Sample multi-core verification runs for Small Verification Models
This first set contains six relatively small examples of verification models, together
with measurements of the performance of single and dual-core verification runs.
All measurements were made with a pre-release version of Spin version 5.0, in
May 2007, on a multi-core system running at 2.3 GHz.
The examples are: leader election, sliding window,
Peterson's mutual exclusion, dining philosophers, a phone-switch model, and a
standard reference model that has been used in much of the development.
The verifications were all run on a 64-bit Linux system, but can also be
run on 32-bit linux, 32-bit cygwin, or native Windows (with the Visual Studio
compiler). The shared memory support on 64-bit Windows XP (with the matching
64-bit Visual Studio compiler) did not seem stable at the time these experiments
were done, leading to unresolved corruption issues in the shared memory segments
that we believe originate in the O/S -- so this mode is not currently supported.

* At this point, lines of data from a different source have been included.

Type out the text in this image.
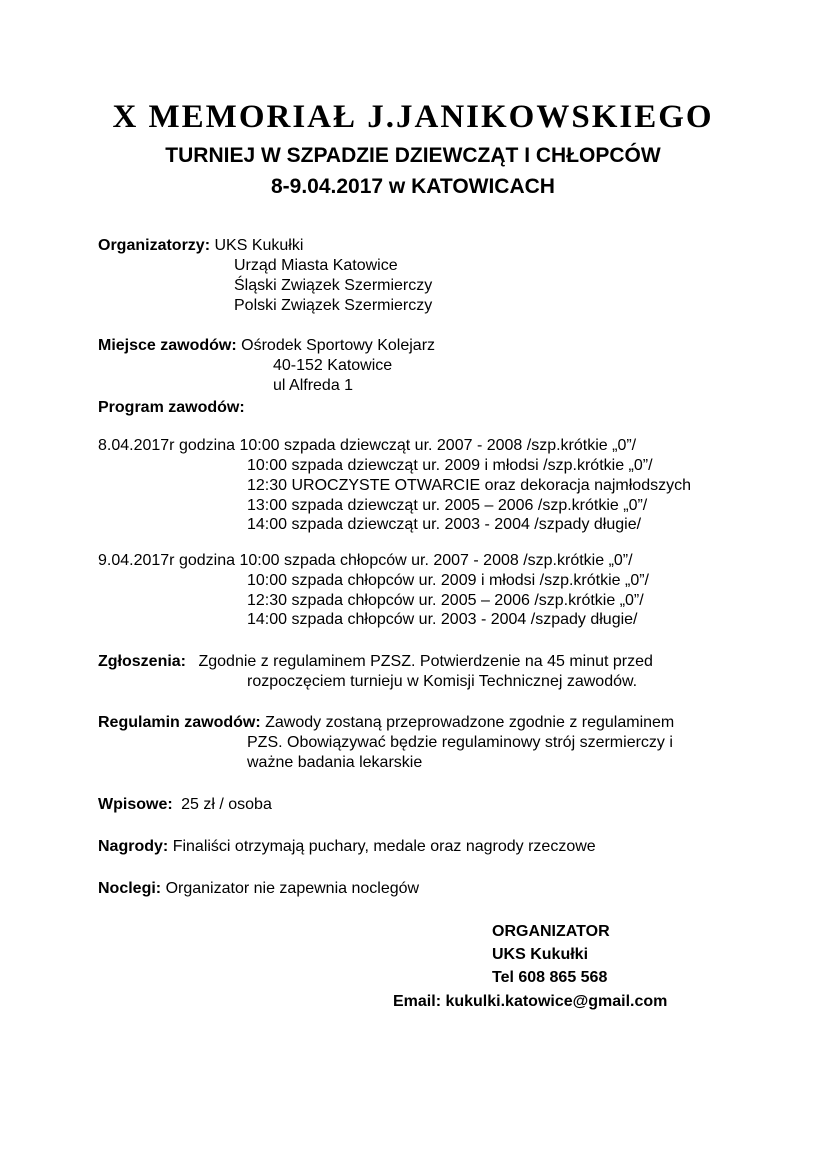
X MEMORIAŁ J.JANIKOWSKIEGO
TURNIEJ W SZPADZIE DZIEWCZĄT I CHŁOPCÓW
8-9.04.2017 w KATOWICACH
Organizatorzy: UKS Kukułki
Urząd Miasta Katowice
Śląski Związek Szermierczy
Polski Związek Szermierczy
Miejsce zawodów: Ośrodek Sportowy Kolejarz
40-152 Katowice
ul Alfreda 1
Program zawodów:
8.04.2017r godzina 10:00 szpada dziewcząt ur. 2007 - 2008 /szp.krótkie „0”/
10:00 szpada dziewcząt ur. 2009 i młodsi /szp.krótkie „0”/
12:30 UROCZYSTE OTWARCIE oraz dekoracja najmłodszych
13:00 szpada dziewcząt ur. 2005 – 2006 /szp.krótkie „0”/
14:00 szpada dziewcząt ur. 2003 - 2004 /szpady długie/
9.04.2017r godzina 10:00 szpada chłopców ur. 2007 - 2008 /szp.krótkie „0”/
10:00 szpada chłopców ur. 2009 i młodsi /szp.krótkie „0”/
12:30 szpada chłopców ur. 2005 – 2006 /szp.krótkie „0”/
14:00 szpada chłopców ur. 2003 - 2004 /szpady długie/
Zgłoszenia: Zgodnie z regulaminem PZSZ. Potwierdzenie na 45 minut przed
rozpoczęciem turnieju w Komisji Technicznej zawodów.
Regulamin zawodów: Zawody zostaną przeprowadzone zgodnie z regulaminem
PZS. Obowiązywać będzie regulaminowy strój szermierczy i
ważne badania lekarskie
Wpisowe: 25 zł / osoba
Nagrody: Finaliści otrzymają puchary, medale oraz nagrody rzeczowe
Noclegi: Organizator nie zapewnia noclegów
ORGANIZATOR
UKS Kukułki
Tel 608 865 568
Email: kukulki.katowice@gmail.com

To compile the small benchmarks on other platforms, the makefiles would have to
be adjusted:
Linux 32-bit: compile gcc -m32 -DHASH32
Cygwin 32-bit: compile gcc -DCYGWIN (and make sure cygserver is running)
Windows 32-bit: compile cl -DWIN32 -wd4996 -nologo
Windows 64-bit: compile cl -DWIN64 (but be aware of platform instability)
We include default runs, with minimally necessary settings, and runs with
an attempt at more carefully tuned problem-specific parameter settings.
The more carefully tuned runs often give better performance, but there are a
few exceptions.
Some notes:
- Multi-core verification shows most promise for larger applications, and especially
for the verification of safety properties. This is good news
because that is where a speedup can be most effective. The downside is though that
it becomes somewhat harder to show the potential with the standard small benchmark
examples. In some cases, there is no speedup for small models, and sometimes there is
a penalty for invoking the machinery of shared memory in very short runs.
It is generally not productive to try multi-core verification for runs that would
normally take less than a few minutes of run time with an optimized single-core
Spin verification. Where it starts to matter is for runs that would take an
hour or more -- state-vector sizes that run into the thousands of bytes,
heavy use of non-determinism, and transitions with embedded C code.
Longer runtimes are often an exception for Spin, but with large problem sizes and
large main memory sizes (64 GB and up) this is longer be the case.
Unfortunately, the large examples in our database, where we can show linear
speedup of multi-core over single-core verifications, cannot be publically distributed,
but we can of course report the performance results for the verification of these models
with multi-core algorithms.
- For liveness verification, only dual-core verification is currently supported.
- There appear to be some obscure issues when compiling with the Windows Visual Studio
compiler in 64 bit mode -- so results for this mode are not yet included here.
We may temporarily need to rely on the Intel 64-bit compiler for this mode to work reliably.